Open Versus Laparoscopic Techniques in Treatment of Adrenal Cyst: Review of 19 Cases.

Short Communications


Muftah M. Elgarba, Ahmed Elhefnawy, Hassan Ebolenien, Elhussainy Elzalwy

Department of Surgery, Faculty of Medicine, University of Omar Elmokhtar,Libya

JMJ Vol.7, No.3 (Autumn 2007):221-223


Objective: To study the effectiveness of laparoscopic management of adrenal cyst disease versus open surgery. Introduction: Adrenal cysts are rare benign lesions, mostly asymptomatic and nonfunctioning. Surgery is indicated when the cyst is functioning, the aspirate is haemorrhagic, cyst wall is irregular or if pheochromocytoma is suspected.

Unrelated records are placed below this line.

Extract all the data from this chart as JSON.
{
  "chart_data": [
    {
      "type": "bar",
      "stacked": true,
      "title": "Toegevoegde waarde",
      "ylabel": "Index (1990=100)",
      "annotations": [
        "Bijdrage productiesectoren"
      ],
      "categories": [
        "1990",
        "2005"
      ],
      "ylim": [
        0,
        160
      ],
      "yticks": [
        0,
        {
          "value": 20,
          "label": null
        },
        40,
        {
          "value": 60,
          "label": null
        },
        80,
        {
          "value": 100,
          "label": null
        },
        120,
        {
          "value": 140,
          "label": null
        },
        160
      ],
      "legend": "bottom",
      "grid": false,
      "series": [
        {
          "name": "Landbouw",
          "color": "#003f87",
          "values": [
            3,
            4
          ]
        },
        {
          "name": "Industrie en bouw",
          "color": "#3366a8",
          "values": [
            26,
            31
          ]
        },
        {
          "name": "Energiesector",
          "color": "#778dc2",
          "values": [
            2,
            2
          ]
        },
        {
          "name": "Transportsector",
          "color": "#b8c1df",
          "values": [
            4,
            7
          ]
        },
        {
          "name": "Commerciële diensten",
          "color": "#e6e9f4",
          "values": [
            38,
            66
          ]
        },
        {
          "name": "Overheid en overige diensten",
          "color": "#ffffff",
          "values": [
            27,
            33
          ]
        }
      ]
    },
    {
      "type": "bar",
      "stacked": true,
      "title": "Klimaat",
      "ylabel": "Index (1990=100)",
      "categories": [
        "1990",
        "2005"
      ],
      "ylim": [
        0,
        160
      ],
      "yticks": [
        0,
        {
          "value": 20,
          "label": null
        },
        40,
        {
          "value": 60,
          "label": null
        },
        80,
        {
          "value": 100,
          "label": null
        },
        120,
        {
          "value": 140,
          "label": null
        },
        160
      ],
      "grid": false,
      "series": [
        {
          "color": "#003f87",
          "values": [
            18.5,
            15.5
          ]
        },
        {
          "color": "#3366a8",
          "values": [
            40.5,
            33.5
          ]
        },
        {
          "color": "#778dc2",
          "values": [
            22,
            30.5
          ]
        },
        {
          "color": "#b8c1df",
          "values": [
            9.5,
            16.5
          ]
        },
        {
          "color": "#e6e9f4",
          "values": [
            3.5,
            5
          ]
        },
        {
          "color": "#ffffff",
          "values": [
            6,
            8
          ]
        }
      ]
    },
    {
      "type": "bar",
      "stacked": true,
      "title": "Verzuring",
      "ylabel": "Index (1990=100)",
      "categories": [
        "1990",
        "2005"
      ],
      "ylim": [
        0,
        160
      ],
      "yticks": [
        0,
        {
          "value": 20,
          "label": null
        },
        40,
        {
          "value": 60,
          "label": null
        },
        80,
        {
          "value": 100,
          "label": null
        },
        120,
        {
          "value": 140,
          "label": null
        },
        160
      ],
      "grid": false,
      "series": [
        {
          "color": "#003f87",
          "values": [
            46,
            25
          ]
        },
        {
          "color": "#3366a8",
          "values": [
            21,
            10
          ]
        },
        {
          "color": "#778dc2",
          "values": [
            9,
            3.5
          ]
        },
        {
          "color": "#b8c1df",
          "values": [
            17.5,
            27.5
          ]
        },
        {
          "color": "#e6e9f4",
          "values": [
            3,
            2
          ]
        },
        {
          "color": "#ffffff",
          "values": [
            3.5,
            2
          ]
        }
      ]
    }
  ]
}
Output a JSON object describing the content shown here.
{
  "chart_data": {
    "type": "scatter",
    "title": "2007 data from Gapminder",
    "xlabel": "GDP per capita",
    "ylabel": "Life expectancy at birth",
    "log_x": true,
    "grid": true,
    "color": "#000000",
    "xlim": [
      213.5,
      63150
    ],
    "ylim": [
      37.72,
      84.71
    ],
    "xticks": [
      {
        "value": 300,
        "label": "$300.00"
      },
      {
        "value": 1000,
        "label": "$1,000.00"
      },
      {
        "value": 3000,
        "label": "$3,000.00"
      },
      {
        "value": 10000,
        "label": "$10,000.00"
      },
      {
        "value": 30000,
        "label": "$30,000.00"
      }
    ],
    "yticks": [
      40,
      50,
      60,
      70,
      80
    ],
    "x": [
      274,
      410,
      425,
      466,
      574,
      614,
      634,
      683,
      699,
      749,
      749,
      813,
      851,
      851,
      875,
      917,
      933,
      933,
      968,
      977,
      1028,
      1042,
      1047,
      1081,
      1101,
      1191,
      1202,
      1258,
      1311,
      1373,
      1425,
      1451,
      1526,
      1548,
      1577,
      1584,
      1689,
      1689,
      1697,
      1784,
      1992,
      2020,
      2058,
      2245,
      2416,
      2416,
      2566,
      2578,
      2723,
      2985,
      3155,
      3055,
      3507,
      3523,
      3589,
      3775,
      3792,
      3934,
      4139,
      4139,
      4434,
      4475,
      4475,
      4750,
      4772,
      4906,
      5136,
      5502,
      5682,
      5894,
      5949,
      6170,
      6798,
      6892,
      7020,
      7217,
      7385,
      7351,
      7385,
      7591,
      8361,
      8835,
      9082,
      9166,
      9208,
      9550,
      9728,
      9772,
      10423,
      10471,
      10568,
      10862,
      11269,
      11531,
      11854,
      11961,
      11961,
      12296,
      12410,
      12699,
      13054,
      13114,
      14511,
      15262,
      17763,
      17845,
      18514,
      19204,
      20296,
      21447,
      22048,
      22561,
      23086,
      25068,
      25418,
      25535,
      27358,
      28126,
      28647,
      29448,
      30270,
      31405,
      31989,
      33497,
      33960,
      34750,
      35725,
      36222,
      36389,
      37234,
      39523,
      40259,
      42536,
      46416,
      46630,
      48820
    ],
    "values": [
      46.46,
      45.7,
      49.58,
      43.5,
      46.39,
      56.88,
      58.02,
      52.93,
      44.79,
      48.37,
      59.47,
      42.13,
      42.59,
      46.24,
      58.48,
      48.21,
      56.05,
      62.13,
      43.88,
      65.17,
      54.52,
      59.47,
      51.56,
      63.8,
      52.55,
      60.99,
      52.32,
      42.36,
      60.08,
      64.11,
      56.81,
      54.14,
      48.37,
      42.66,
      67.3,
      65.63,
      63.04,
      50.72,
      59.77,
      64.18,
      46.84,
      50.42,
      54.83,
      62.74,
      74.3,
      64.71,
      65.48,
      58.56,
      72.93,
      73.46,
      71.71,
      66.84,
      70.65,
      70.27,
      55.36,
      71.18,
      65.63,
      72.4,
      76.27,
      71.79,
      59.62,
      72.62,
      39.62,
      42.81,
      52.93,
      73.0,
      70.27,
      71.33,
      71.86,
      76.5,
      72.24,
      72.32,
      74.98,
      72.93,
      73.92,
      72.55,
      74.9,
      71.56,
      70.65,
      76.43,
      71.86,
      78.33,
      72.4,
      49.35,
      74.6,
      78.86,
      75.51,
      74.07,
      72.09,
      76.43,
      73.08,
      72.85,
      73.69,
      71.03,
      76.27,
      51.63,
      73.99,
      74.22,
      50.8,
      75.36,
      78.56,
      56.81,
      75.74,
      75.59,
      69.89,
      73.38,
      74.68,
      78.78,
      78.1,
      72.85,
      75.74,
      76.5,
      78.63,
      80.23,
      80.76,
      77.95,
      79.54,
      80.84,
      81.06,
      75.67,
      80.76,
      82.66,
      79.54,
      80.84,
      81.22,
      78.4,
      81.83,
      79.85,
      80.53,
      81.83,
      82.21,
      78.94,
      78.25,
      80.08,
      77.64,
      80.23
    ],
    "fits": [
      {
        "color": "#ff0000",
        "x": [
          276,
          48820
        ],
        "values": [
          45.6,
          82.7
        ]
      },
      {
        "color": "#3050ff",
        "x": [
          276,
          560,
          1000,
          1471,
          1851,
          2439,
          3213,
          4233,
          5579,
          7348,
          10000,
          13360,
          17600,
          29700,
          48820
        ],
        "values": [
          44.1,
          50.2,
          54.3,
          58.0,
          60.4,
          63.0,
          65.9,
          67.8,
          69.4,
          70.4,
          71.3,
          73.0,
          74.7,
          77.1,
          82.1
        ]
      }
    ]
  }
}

Patients and Methods: 19 patients were admitted to Mansoura Urology and Nephrology Centre in Egypt between 1982 and 2005 with adrenal cyst disease and indicated adrenalectomy either surgically or laproscopically. Retrospective study on these cases as regarding the presentation, indication of intervention procedure, pre and postoperative complication and follow up. Result: 10 cases had open adrenalectomy and 9 cases had laparoscopic transperitoneal adrenalectomy. The mean cyst size was 9.5± 3.5 cm in the open technique while it was 8.3 ± 3.9 in the laparoscopic technique. Histopathology showed that 10 cases were haemorrhagic pseudocysts and 9 cases were endothelial cysts. The follow up showed that all cases were symptom fee postoperatively without radiological evidence of recurrence. Only one case developed postoperative pulmonary infection and fever after laparoscopic adrenalectomy. Discussion: Haemorrhagic pseudocysts presented 53% , while endothelial cysts presented 47% of cases. 84% of cases presented with ipsilateral upper quadrant abdominal pain. CT scanning succeeded to role out malignancy in 100% of our cases. Conclusion: Laparoscopic adrenalectomy is a safe and effective means of treatment with advantages of less blood loss, more cosmosis and less hospital stay over the open technique.